The findings were published Nov. 4 in Health Affairs. They come from a survey of 742 Medicare beneficiaries who were seriously ill. The researchers defined that as having a medical condition that, over the past three years, had required at least two hospital stays and care from three or more doctors.
Overall, 53% said they'd had a "serious problem" paying medical bills. Most said they'd received some financial help from family members or friends, and one-quarter described their medical costs as a "major burden" to their family.
Often, Kyle noted, when the topic of financial strain on families comes up, it centers on long-term care, such as nursing homes, which is not covered by Medicare.
But this study shows that for some older Americans, the issues begin with prescriptions and medical bills.

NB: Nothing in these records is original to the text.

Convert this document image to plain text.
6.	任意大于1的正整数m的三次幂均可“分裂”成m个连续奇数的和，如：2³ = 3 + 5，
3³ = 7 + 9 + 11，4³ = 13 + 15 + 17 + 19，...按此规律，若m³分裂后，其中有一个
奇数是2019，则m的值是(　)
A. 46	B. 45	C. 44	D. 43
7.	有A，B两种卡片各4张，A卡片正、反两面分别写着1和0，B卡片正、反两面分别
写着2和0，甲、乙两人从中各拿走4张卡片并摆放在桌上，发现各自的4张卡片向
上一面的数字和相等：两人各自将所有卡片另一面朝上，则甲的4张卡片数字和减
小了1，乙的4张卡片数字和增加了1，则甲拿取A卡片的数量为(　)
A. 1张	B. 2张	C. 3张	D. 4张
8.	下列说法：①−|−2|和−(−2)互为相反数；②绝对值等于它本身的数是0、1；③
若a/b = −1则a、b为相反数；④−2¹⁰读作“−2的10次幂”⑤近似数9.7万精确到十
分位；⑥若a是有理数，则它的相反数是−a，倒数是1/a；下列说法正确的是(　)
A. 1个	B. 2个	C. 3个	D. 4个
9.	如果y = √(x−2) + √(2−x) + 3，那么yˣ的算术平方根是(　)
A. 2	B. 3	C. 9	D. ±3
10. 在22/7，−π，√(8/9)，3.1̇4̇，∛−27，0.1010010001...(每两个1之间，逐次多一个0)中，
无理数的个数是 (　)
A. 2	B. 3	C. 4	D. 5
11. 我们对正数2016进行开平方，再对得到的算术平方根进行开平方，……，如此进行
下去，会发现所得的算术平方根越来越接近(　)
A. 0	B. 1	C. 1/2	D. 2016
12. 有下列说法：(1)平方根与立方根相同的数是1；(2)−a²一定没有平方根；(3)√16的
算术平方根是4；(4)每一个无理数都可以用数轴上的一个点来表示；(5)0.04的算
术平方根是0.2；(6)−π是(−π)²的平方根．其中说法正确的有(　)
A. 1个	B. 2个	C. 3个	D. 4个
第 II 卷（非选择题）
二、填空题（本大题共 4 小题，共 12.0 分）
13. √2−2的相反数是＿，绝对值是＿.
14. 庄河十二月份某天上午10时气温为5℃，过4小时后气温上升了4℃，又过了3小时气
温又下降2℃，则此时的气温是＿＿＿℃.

And it is often the whole family that bears the strain - financial and otherwise, Kyle said.
"I think we haven't fully grappled with the amount of work that goes into informal care," she said.
According to Judy Feder, a fellow with the Urban Institute's Health Policy Center, in Washington, D.C., "Medicare is a hugely valuable program. That said, it has holes."

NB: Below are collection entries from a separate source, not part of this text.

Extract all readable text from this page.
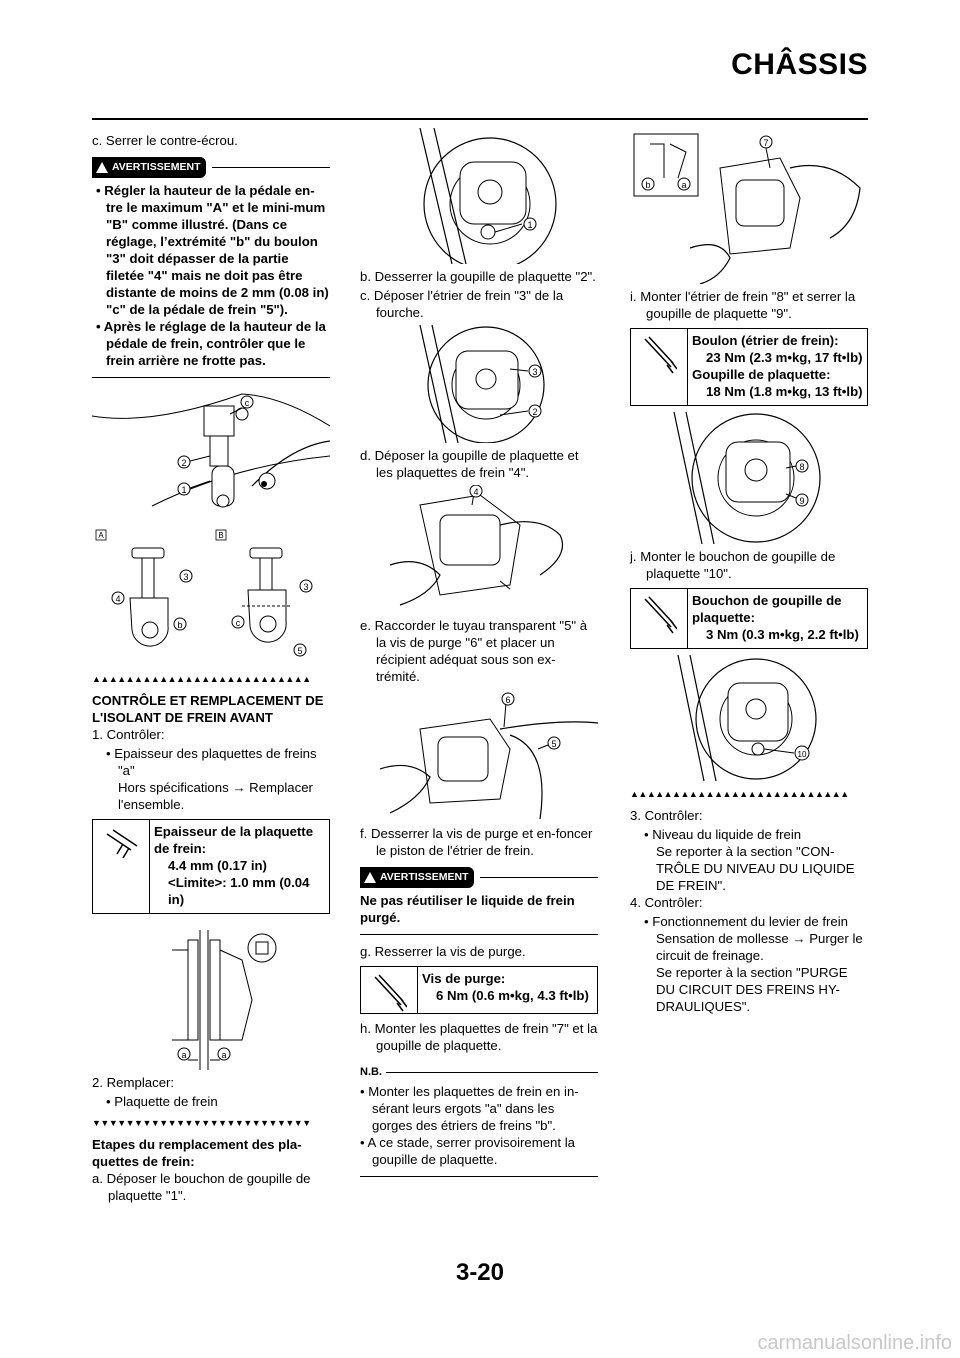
CHÂSSIS

c. Serrer le contre-écrou.

AVERTISSEMENT

• Régler la hauteur de la pédale en-tre le maximum "A" et le mini-mum "B" comme illustré. (Dans ce réglage, l’extrémité "b" du boulon "3" doit dépasser de la partie filetée "4" mais ne doit pas être distante de moins de 2 mm (0.08 in) "c" de la pédale de frein "5").

• Après le réglage de la hauteur de la pédale de frein, contrôler que le frein arrière ne frotte pas.

2
1
c
A	B
3
4
b
3
c
5
▲▲▲▲▲▲▲▲▲▲▲▲▲▲▲▲▲▲▲▲▲▲▲▲▲▲

CONTRÔLE ET REMPLACEMENT DE L'ISOLANT DE FREIN AVANT

1. Contrôler:

• Epaisseur des plaquettes de freins "a"

Hors spécifications → Remplacer l'ensemble.

Epaisseur de la plaquette de frein:

4.4 mm (0.17 in)

<Limite>: 1.0 mm (0.04 in)

a	a

2. Remplacer:

• Plaquette de frein

▼▼▼▼▼▼▼▼▼▼▼▼▼▼▼▼▼▼▼▼▼▼▼▼▼▼

Etapes du remplacement des pla-quettes de frein:

a. Déposer le bouchon de goupille de plaquette "1".

1

b. Desserrer la goupille de plaquette "2".

c. Déposer l'étrier de frein "3" de la fourche.

3
2

d. Déposer la goupille de plaquette et les plaquettes de frein "4".

4

e. Raccorder le tuyau transparent "5" à la vis de purge "6" et placer un récipient adéquat sous son ex-trémité.

6
5

f. Desserrer la vis de purge et en-foncer le piston de l'étrier de frein.

AVERTISSEMENT

Ne pas réutiliser le liquide de frein purgé.

g. Resserrer la vis de purge.

Vis de purge:

6 Nm (0.6 m•kg, 4.3 ft•lb)

h. Monter les plaquettes de frein "7" et la goupille de plaquette.

N.B.

• Monter les plaquettes de frein en in-sérant leurs ergots "a" dans les gorges des étriers de freins "b".

• A ce stade, serrer provisoirement la goupille de plaquette.

b	a
7

i. Monter l'étrier de frein "8" et serrer la goupille de plaquette "9".

Boulon (étrier de frein):

23 Nm (2.3 m•kg, 17 ft•lb)

Goupille de plaquette:

18 Nm (1.8 m•kg, 13 ft•lb)

8
9

j. Monter le bouchon de goupille de plaquette "10".

Bouchon de goupille de plaquette:

3 Nm (0.3 m•kg, 2.2 ft•lb)

10
▲▲▲▲▲▲▲▲▲▲▲▲▲▲▲▲▲▲▲▲▲▲▲▲▲▲

3. Contrôler:

• Niveau du liquide de frein

Se reporter à la section "CON-TRÔLE DU NIVEAU DU LIQUIDE DE FREIN".

4. Contrôler:

• Fonctionnement du levier de frein

Sensation de mollesse → Purger le circuit de freinage.

Se reporter à la section "PURGE DU CIRCUIT DES FREINS HY-DRAULIQUES".

3-20
carmanualsonline.info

That includes the famous "donut hole," said Feder, who was not involved in the study.
The term refers to the coverage gap in most Medicare prescription drug plans, where beneficiaries temporarily have to pay a larger percentage of their drug costs, after passing a coverage limit.
That hole could be one reason why prescriptions were the biggest financial burden reported in the survey, Feder suggested.
Overall, 30% of survey respondents said they'd had a serious problem paying for medications. Meanwhile, 20% to 25% reported problems with paying hospital, ambulance or emergency department bills.
Feder pointed to another well-known issue in the traditional Medicare program: There is no cap on what beneficiaries pay out-of-pocket.
If such gaps were addressed, that might help relieve financially strapped families, Feder said.
The study did not separate respondents according to whether they had traditional Medicare or were enrolled in a Medicare Advantage plan, Kyle said. So it's not clear whether that makes a difference in the financial burden to seriously ill beneficiaries.
The researchers also found that many respondents were unprepared for the financial toll they'd face. Less than half said they felt "adequately informed" about what their insurance would cover.
"Are people being told about out-of-pocket costs?" Kyle said. "I think we can be doing much more to make sure patients are informed."
Sources: Michael Anne Kyle, M.S., M.P.H., Ph.D. candidate, health policy, Harvard University, Cambridge, Mass.; Judith Feder, Ph.D., fellow, Health Policy Center, Urban Institute, and professor, public policy, Georgetown, Washington, D.C.; November 2019, Health Affairs.